Dalton's criticism came just 28 days after the association recommended that voters Tuesday retain Deni for a third six-year term.

That recommendation, however, came before Deni's ruling in the preliminary hearing for Dominique Gindraw, 19. Dalton's remarks yesterday were clearly aimed at voters who may not have been aware of the case.

According to testimony, a 20-year-old single mother agreed to an hour's worth of sex with Gindraw for $150 on Sept. 20. When she arrived at the address, Gindraw allegedly asked if she would also have sex with his friend; she agreed for an additional $100.

When the friend arrived, according to testimony, he had no money and was armed. The woman said she had been forced at gunpoint to have sex with four men.

Deni dismissed the rape and sexual-assault charges and held Gindraw for trial on a charge of "armed robbery for theft of services."

The District Attorney's Office has since refiled rape charges against Grindraw in Common Pleas Court.

Deni, 59, first elected to the $148,596-a-year judicial post in 1995, did not respond to a telephone message for comment left on her chamber's voicemail.

A week after the hearing, Philadelphia Daily News columnist Jill Porter quoted Deni as saying in an interview that the woman had consented to sex, and that her complaint "minimizes true rape cases and demeans women who are really raped."

Women's and victim advocates around the nation have heavily criticized the judge, and there has been some grassroots organizing against Deni's retention.

Dalton said Deni's ruling and comments showed that she misunderstood "what constitutes rape in Pennsylvania."

Dalton said the law permitted any woman to change her mind after consenting to sex "regardless of the circumstances.

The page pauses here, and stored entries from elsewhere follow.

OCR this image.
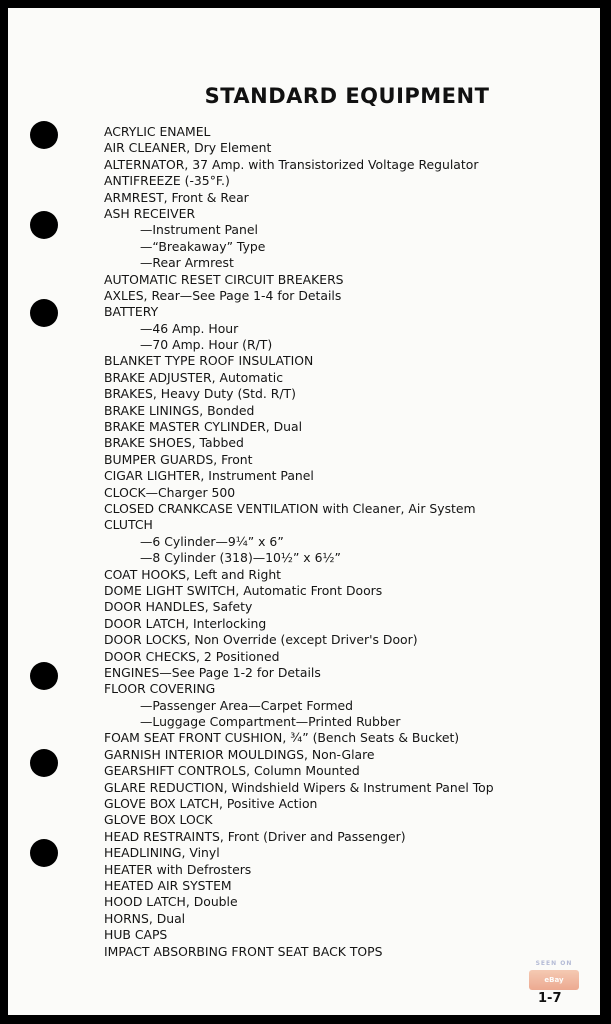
STANDARD EQUIPMENT
ACRYLIC ENAMEL
AIR CLEANER, Dry Element
ALTERNATOR, 37 Amp. with Transistorized Voltage Regulator
ANTIFREEZE (-35°F.)
ARMREST, Front & Rear
ASH RECEIVER
—Instrument Panel
—“Breakaway” Type
—Rear Armrest
AUTOMATIC RESET CIRCUIT BREAKERS
AXLES, Rear—See Page 1-4 for Details
BATTERY
—46 Amp. Hour
—70 Amp. Hour (R/T)
BLANKET TYPE ROOF INSULATION
BRAKE ADJUSTER, Automatic
BRAKES, Heavy Duty (Std. R/T)
BRAKE LININGS, Bonded
BRAKE MASTER CYLINDER, Dual
BRAKE SHOES, Tabbed
BUMPER GUARDS, Front
CIGAR LIGHTER, Instrument Panel
CLOCK—Charger 500
CLOSED CRANKCASE VENTILATION with Cleaner, Air System
CLUTCH
—6 Cylinder—9¼” x 6”
—8 Cylinder (318)—10½” x 6½”
COAT HOOKS, Left and Right
DOME LIGHT SWITCH, Automatic Front Doors
DOOR HANDLES, Safety
DOOR LATCH, Interlocking
DOOR LOCKS, Non Override (except Driver's Door)
DOOR CHECKS, 2 Positioned
ENGINES—See Page 1-2 for Details
FLOOR COVERING
—Passenger Area—Carpet Formed
—Luggage Compartment—Printed Rubber
FOAM SEAT FRONT CUSHION, ¾” (Bench Seats & Bucket)
GARNISH INTERIOR MOULDINGS, Non-Glare
GEARSHIFT CONTROLS, Column Mounted
GLARE REDUCTION, Windshield Wipers & Instrument Panel Top
GLOVE BOX LATCH, Positive Action
GLOVE BOX LOCK
HEAD RESTRAINTS, Front (Driver and Passenger)
HEADLINING, Vinyl
HEATER with Defrosters
HEATED AIR SYSTEM
HOOD LATCH, Double
HORNS, Dual
HUB CAPS
IMPACT ABSORBING FRONT SEAT BACK TOPS
SEEN ON
eBay
1-7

We cannot imagine any circumstances more violent or coercive than being forced to have sex with four men at gunpoint."

"In the final analysis, it is up to each individual voter, in the privacy of the voting booth, to make his or her own decision as to whether Judge Deni should continue in her present position," Dalton said.

The bar association's executive director, Kenneth Shear, said that under association rules, Dalton could not revoke the association's Oct. 1 recommendation, which was made after a poll of lawyers who practiced before the judge and deliberations by the association's nonpartisan Commission on Judicial Selection and Retention.

Shear said that the commission had a "due process" obligation to speak with the judge about criticism before issuing a recommendation, and that Dalton had wanted to read a transcript of the hearing before commenting.

"There just was not enough time," Shear said.

A copy of Dalton's statement was sent to the judge before it was made public, but bar officials have received no reaction, Shear said.




A woman's body is still her body. She is not required to provide unwanted sexual acts or services, just because she said I'll do X for Y amount doesn't mean that you can just do X without her consent! And of course, doing Z is right out!